As of 2011 it is the second most populous district of Himachal Pradesh, after Kangra.
Mandi district was formed after the merger of Mandi State (Mandi) and Suket, two princely states on 15 April 1948. This coincided with the formation of the Union territory of Himachal Pradesh. It is to be mentioned that the state attained its full statehood later. Mandi town was named after its resident saint Mandavya Rishi.
Mandi District is situated almost at the geographical centre of Himachal, lying along the left bank of the river Beas in the foothills of Shivalik ranges. The town of Mandi has an altitude of 760 metres (2,495 ft) from the sea level. Comprising the two erstwhile states of Mandi and Suket, Mandi derives its name 'mandi' or 'market' as it was a major trade route from Ladakh to various locations in Punjab such as Hoshiarpur and other places. Here, during the days of yore, the pious rishi, Mandavaya, performed long and severe penance and practised austerities on his body, on the bank of the river Beas, near the present Mandi town.
Mandi district is built along the banks of the Beas. It has long been an important commercial centre, and the sage Mandvya is said to have meditated here. This one time capital of the princely state of Mandi is a fast developing town that still retains much of its original charm and character. Today, it is a district headquarters. Mandi is renowned for its 81 old stone temples and their enormous range of fine carving. Because of this, it is often called the "Varanasi of the Hills'.
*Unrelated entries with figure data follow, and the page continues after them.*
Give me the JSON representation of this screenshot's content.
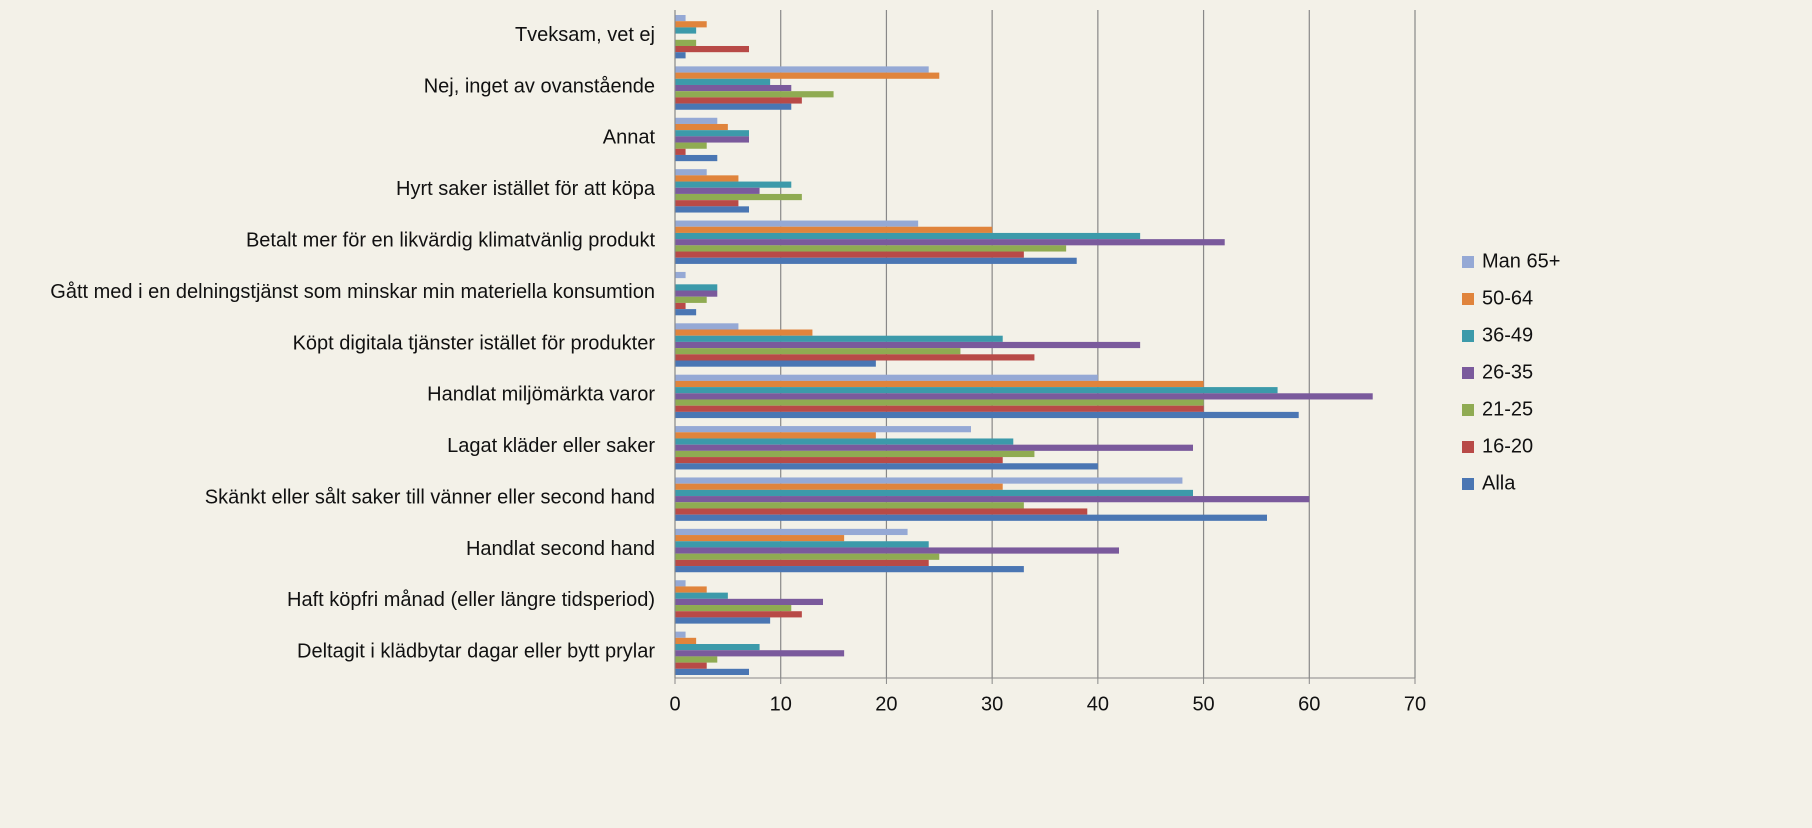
{
  "chart_data": {
    "type": "hbar",
    "categories": [
      "Tveksam, vet ej",
      "Nej, inget av ovanstående",
      "Annat",
      "Hyrt saker istället för att köpa",
      "Betalt mer för en likvärdig klimatvänlig produkt",
      "Gått med i en delningstjänst som minskar min materiella konsumtion",
      "Köpt digitala tjänster istället för produkter",
      "Handlat miljömärkta varor",
      "Lagat kläder eller saker",
      "Skänkt eller sålt saker till vänner eller second hand",
      "Handlat second hand",
      "Haft köpfri månad (eller längre tidsperiod)",
      "Deltagit i klädbytar dagar eller bytt prylar"
    ],
    "series": [
      {
        "name": "Man 65+",
        "color": "#95a9d5",
        "values": [
          1,
          24,
          4,
          3,
          23,
          1,
          6,
          40,
          28,
          48,
          22,
          1,
          1
        ]
      },
      {
        "name": "50-64",
        "color": "#e0843c",
        "values": [
          3,
          25,
          5,
          6,
          30,
          0,
          13,
          50,
          19,
          31,
          16,
          3,
          2
        ]
      },
      {
        "name": "36-49",
        "color": "#3c9aaa",
        "values": [
          2,
          9,
          7,
          11,
          44,
          4,
          31,
          57,
          32,
          49,
          24,
          5,
          8
        ]
      },
      {
        "name": "26-35",
        "color": "#7a5a9c",
        "values": [
          0,
          11,
          7,
          8,
          52,
          4,
          44,
          66,
          49,
          60,
          42,
          14,
          16
        ]
      },
      {
        "name": "21-25",
        "color": "#8fab52",
        "values": [
          2,
          15,
          3,
          12,
          37,
          3,
          27,
          50,
          34,
          33,
          25,
          11,
          4
        ]
      },
      {
        "name": "16-20",
        "color": "#b84a47",
        "values": [
          7,
          12,
          1,
          6,
          33,
          1,
          34,
          50,
          31,
          39,
          24,
          12,
          3
        ]
      },
      {
        "name": "Alla",
        "color": "#4a76b3",
        "values": [
          1,
          11,
          4,
          7,
          38,
          2,
          19,
          59,
          40,
          56,
          33,
          9,
          7
        ]
      }
    ],
    "xlim": [
      0,
      70
    ],
    "xticks": [
      0,
      10,
      20,
      30,
      40,
      50,
      60,
      70
    ],
    "grid": true,
    "legend": "right"
  }
}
The town of Mandi District also has the remains of old palaces and notable examples of 'colonial' architecture. Mandi is the gateway to the Kullu valley and acts as the base for several exciting excursions. Bhootnath Temple synonymous with Mandi and located in its very heart, this is as old as the town itself, and dates back to the 1520s. The history of Mandi is very interesting from its beginning. In March, the festival of Shivaratri is a major event and the Bhootnath temple is its focus. For and entire week the town celebrates the arrival of hundreds of local deities on elaborately decorated palanquins.